Рвать ее было одно удовольствие. Уж на что Михаил не любил возиться с ягодой, не находя терпения, чтобы одни и те же движения повторять тысячи и тысячи раз, но тут загорелся и он. Черемуха была крупная, в длинных и чистых, без листа, тяжелых гроздьях – только успевай подставляй под них руки. Михаил передвигал за собой ведро, а Люся для удобства подвязала запан и ссыпала из него лишь тогда, когда груз на животе начинал оттягивать. Зато вывалишь, и в ведре сразу прибавится на ладонь, а то и больше. Приятно было даже пропускать черемуху через руки, словно подставлять их под прохладную, нежную струю; хоть и мягкая, поздняя, она чудом не мялась и ложилась ягодка к ягодке. За каких-нибудь два часа Михаил и Люся до краев наполнили свои ведра, а куст едва ли удалось обобрать даже наполовину.

Они сходили домой и решили вернуться. Оставлять куст с ягодой на другой день не хотелось. Теперь, когда они знали к нему дорогу, казалось, что в любую минуту наткнуться на него может кто угодно. После обеда настоялся жар; Михаил, поддавшись лени, тянулся в гору кое-как и отстал от Люси далеко. Она не захотела его ждать и одна вышла к короткой, незаметной в хлебах меже, на которой стоял куст. До него оставалось еще шагов двадцать, может чуть больше, когда куст вдруг зашевелился и на землю с него, как привидение, спрыгнул какой-то незнакомый страшный человек в зимней шапке с подвязанными наверх ушами, страшный уже одной этой шапкой в невыносимо душный летний день. Это было так неожиданно, что Люся остолбенела и, вместо того чтобы кинуться от него, застыла как вкопанная. Человек засмеялся нервным, нетерпеливым и радостным смешком и поманил ее к себе пальцем. Она успела рассмотреть его: невысокий, коренастый, с черным, небритым лицом, скрадывающим годы, бесцветные глаза горят белым, сумасшедшим огнем.

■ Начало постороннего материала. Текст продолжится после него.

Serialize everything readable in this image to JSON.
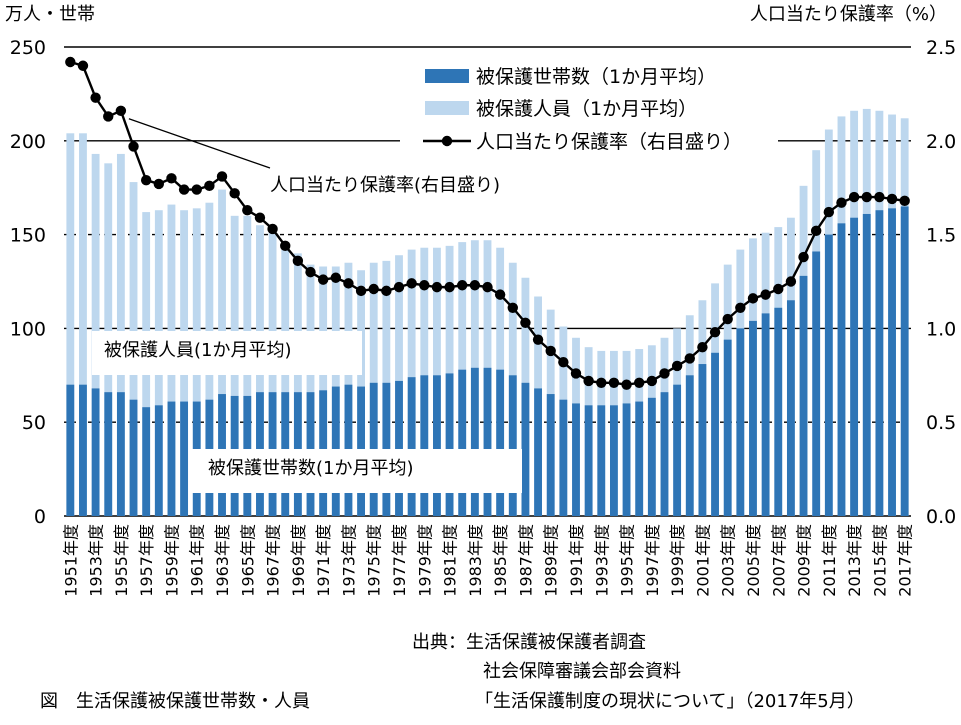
{
  "left_unit": "万人・世帯",
  "right_unit": "人口当たり保護率（%）",
  "source": {
    "line1": "出典：生活保護被保護者調査",
    "line2": "社会保障審議会部会資料",
    "line3": "「生活保護制度の現状について」（2017年5月）"
  },
  "figure_caption": "図　生活保護被保護世帯数・人員",
  "annotations": {
    "rate": "人口当たり保護率(右目盛り)",
    "persons": "被保護人員(1か月平均)",
    "households": "被保護世帯数(1か月平均)"
  },
  "chart_data": {
    "type": "bar",
    "categories": [
      "1951年度",
      "1952年度",
      "1953年度",
      "1954年度",
      "1955年度",
      "1956年度",
      "1957年度",
      "1958年度",
      "1959年度",
      "1960年度",
      "1961年度",
      "1962年度",
      "1963年度",
      "1964年度",
      "1965年度",
      "1966年度",
      "1967年度",
      "1968年度",
      "1969年度",
      "1970年度",
      "1971年度",
      "1972年度",
      "1973年度",
      "1974年度",
      "1975年度",
      "1976年度",
      "1977年度",
      "1978年度",
      "1979年度",
      "1980年度",
      "1981年度",
      "1982年度",
      "1983年度",
      "1984年度",
      "1985年度",
      "1986年度",
      "1987年度",
      "1988年度",
      "1989年度",
      "1990年度",
      "1991年度",
      "1992年度",
      "1993年度",
      "1994年度",
      "1995年度",
      "1996年度",
      "1997年度",
      "1998年度",
      "1999年度",
      "2000年度",
      "2001年度",
      "2002年度",
      "2003年度",
      "2004年度",
      "2005年度",
      "2006年度",
      "2007年度",
      "2008年度",
      "2009年度",
      "2010年度",
      "2011年度",
      "2012年度",
      "2013年度",
      "2014年度",
      "2015年度",
      "2016年度",
      "2017年度"
    ],
    "tick_labels": [
      "1951年度",
      "1953年度",
      "1955年度",
      "1957年度",
      "1959年度",
      "1961年度",
      "1963年度",
      "1965年度",
      "1967年度",
      "1969年度",
      "1971年度",
      "1973年度",
      "1975年度",
      "1977年度",
      "1979年度",
      "1981年度",
      "1983年度",
      "1985年度",
      "1987年度",
      "1989年度",
      "1991年度",
      "1993年度",
      "1995年度",
      "1997年度",
      "1999年度",
      "2001年度",
      "2003年度",
      "2005年度",
      "2007年度",
      "2009年度",
      "2011年度",
      "2013年度",
      "2015年度",
      "2017年度"
    ],
    "y_left_ticks": [
      "0",
      "50",
      "100",
      "150",
      "200",
      "250"
    ],
    "y_right_ticks": [
      "0.0",
      "0.5",
      "1.0",
      "1.5",
      "2.0",
      "2.5"
    ],
    "ylim_left": [
      0,
      250
    ],
    "ylim_right": [
      0,
      2.5
    ],
    "series": [
      {
        "name": "被保護世帯数（1か月平均）",
        "kind": "bar",
        "color": "#2e75b6",
        "values": [
          70,
          70,
          68,
          66,
          66,
          62,
          58,
          59,
          61,
          61,
          61,
          62,
          65,
          64,
          64,
          66,
          66,
          66,
          66,
          66,
          67,
          69,
          70,
          69,
          71,
          71,
          72,
          74,
          75,
          75,
          76,
          78,
          79,
          79,
          78,
          75,
          71,
          68,
          65,
          62,
          60,
          59,
          59,
          59,
          60,
          61,
          63,
          66,
          70,
          75,
          81,
          87,
          94,
          100,
          104,
          108,
          111,
          115,
          128,
          141,
          150,
          156,
          159,
          161,
          163,
          164,
          165
        ]
      },
      {
        "name": "被保護人員（1か月平均）",
        "kind": "bar",
        "color": "#bdd7ee",
        "values": [
          204,
          204,
          193,
          188,
          193,
          178,
          162,
          163,
          166,
          163,
          164,
          167,
          174,
          160,
          160,
          155,
          152,
          145,
          140,
          134,
          133,
          133,
          135,
          131,
          135,
          136,
          139,
          142,
          143,
          143,
          144,
          146,
          147,
          147,
          143,
          135,
          127,
          117,
          110,
          101,
          95,
          90,
          88,
          88,
          88,
          89,
          91,
          95,
          100,
          107,
          115,
          124,
          134,
          142,
          148,
          151,
          154,
          159,
          176,
          195,
          206,
          213,
          216,
          217,
          216,
          214,
          212
        ]
      },
      {
        "name": "人口当たり保護率（右目盛り）",
        "kind": "line",
        "color": "#000000",
        "values": [
          2.42,
          2.4,
          2.23,
          2.13,
          2.16,
          1.97,
          1.79,
          1.77,
          1.8,
          1.74,
          1.74,
          1.76,
          1.81,
          1.72,
          1.63,
          1.59,
          1.53,
          1.44,
          1.36,
          1.3,
          1.26,
          1.27,
          1.24,
          1.2,
          1.21,
          1.2,
          1.22,
          1.24,
          1.23,
          1.22,
          1.22,
          1.23,
          1.23,
          1.22,
          1.18,
          1.11,
          1.03,
          0.94,
          0.88,
          0.82,
          0.76,
          0.72,
          0.71,
          0.71,
          0.7,
          0.71,
          0.72,
          0.76,
          0.8,
          0.84,
          0.9,
          0.98,
          1.05,
          1.11,
          1.16,
          1.18,
          1.21,
          1.25,
          1.38,
          1.52,
          1.62,
          1.67,
          1.7,
          1.7,
          1.7,
          1.69,
          1.68
        ]
      }
    ]
  }
}
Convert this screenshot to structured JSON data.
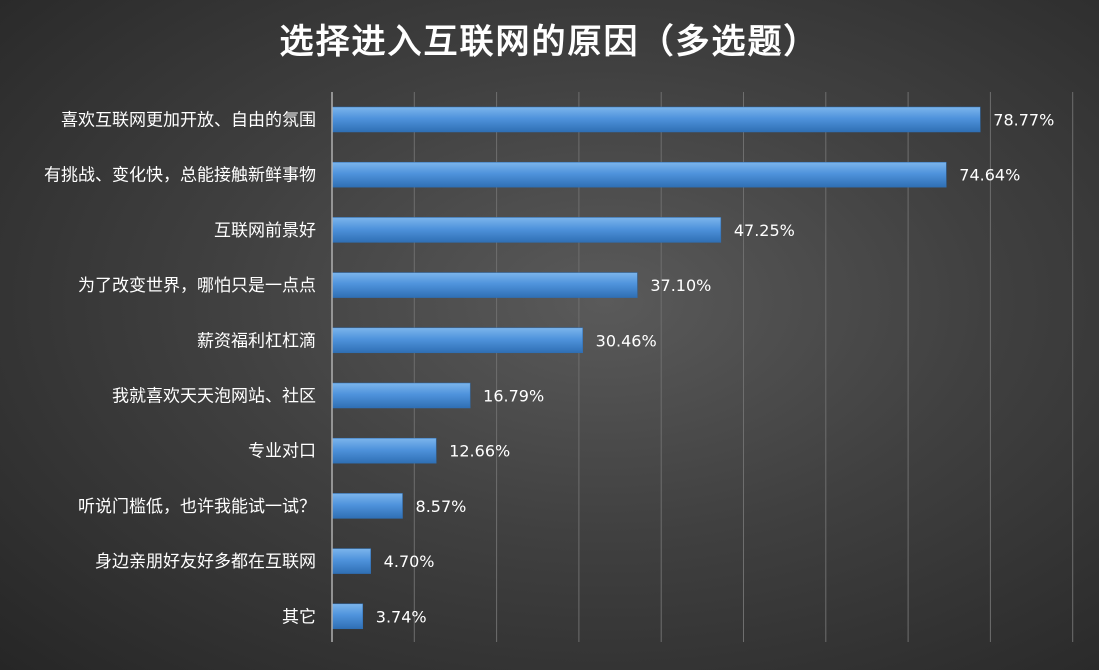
{
  "chart_data": {
    "type": "bar",
    "orientation": "horizontal",
    "title": "选择进入互联网的原因（多选题）",
    "categories": [
      "喜欢互联网更加开放、自由的氛围",
      "有挑战、变化快，总能接触新鲜事物",
      "互联网前景好",
      "为了改变世界，哪怕只是一点点",
      "薪资福利杠杠滴",
      "我就喜欢天天泡网站、社区",
      "专业对口",
      "听说门槛低，也许我能试一试？",
      "身边亲朋好友好多都在互联网",
      "其它"
    ],
    "values": [
      78.77,
      74.64,
      47.25,
      37.1,
      30.46,
      16.79,
      12.66,
      8.57,
      4.7,
      3.74
    ],
    "data_labels": [
      "78.77%",
      "74.64%",
      "47.25%",
      "37.10%",
      "30.46%",
      "16.79%",
      "12.66%",
      "8.57%",
      "4.70%",
      "3.74%"
    ],
    "xlim": [
      0,
      90
    ],
    "x_grid_step": 10,
    "grid": true,
    "legend": "none",
    "bar_color": "#4f93dc",
    "bar_color_light": "#7cb5ec",
    "bar_color_dark": "#2f6fb4"
  }
}
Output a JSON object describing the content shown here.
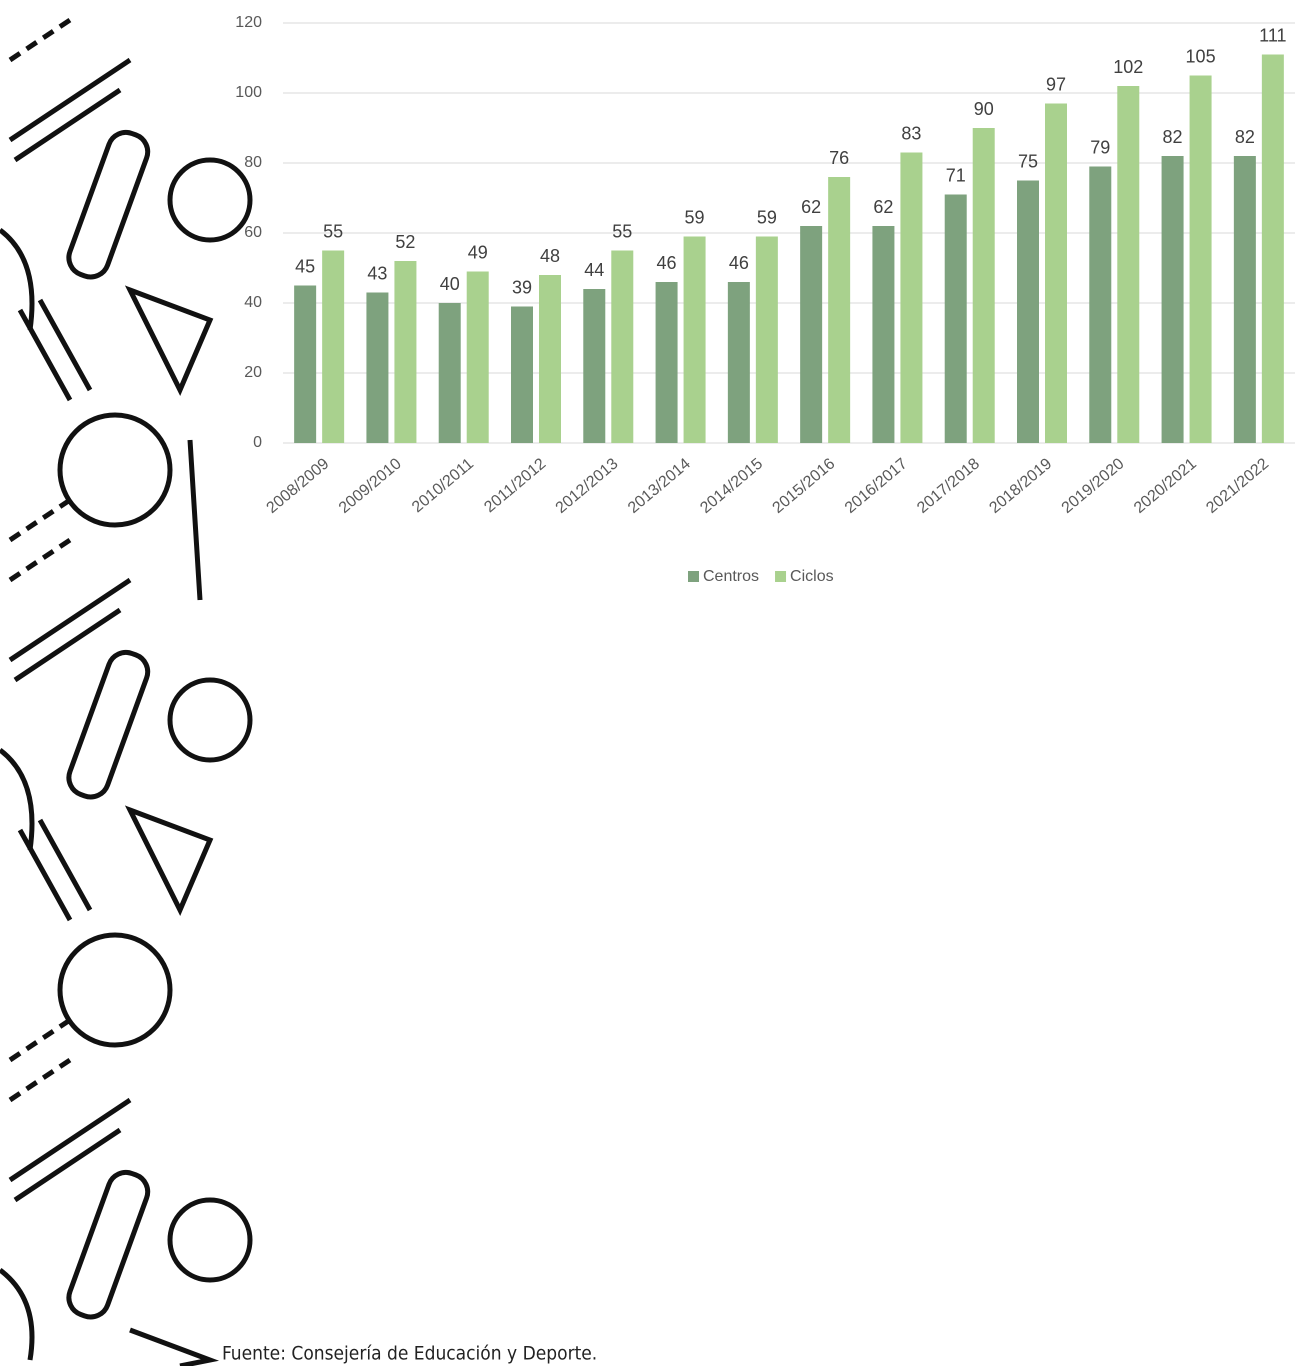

Вот здесь, вот здесь он и стоял, удобно расставив ноги в сапогах, уверенный, что никуда она от него не денется, настолько, что позволил себе, как кошке с мышкой, еще поиграть, позабавиться с ней, чтобы полней и сытнее была потом победа, – перед тем как праздновать ее, он разжигал в себе голод. И снова Люся в полную меру пережила весь тот ужас, которым грозила ей тогда эта встреча, и ее пробрала дрожь. Оглядываясь, она отступила от куста в поле, но вспомнила, что совсем уйти отсюда ей все равно сейчас не удастся, ее не отпустят.

Когда человек засмеялся и поманил ее к себе пальцем, Люся попятилась. Он сделал обиженное лицо и развел руки: что, мол, еще за фокусы? Она пятилась все дальше и дальше. Не выдерживая, он осторожно, как бы стараясь не вспугнуть, пошел на нее; на лице его, скошенном от холодного волнения на одну сторону, прыгала короткая жесткая улыбка. И тут Люся наконец бросилась бежать.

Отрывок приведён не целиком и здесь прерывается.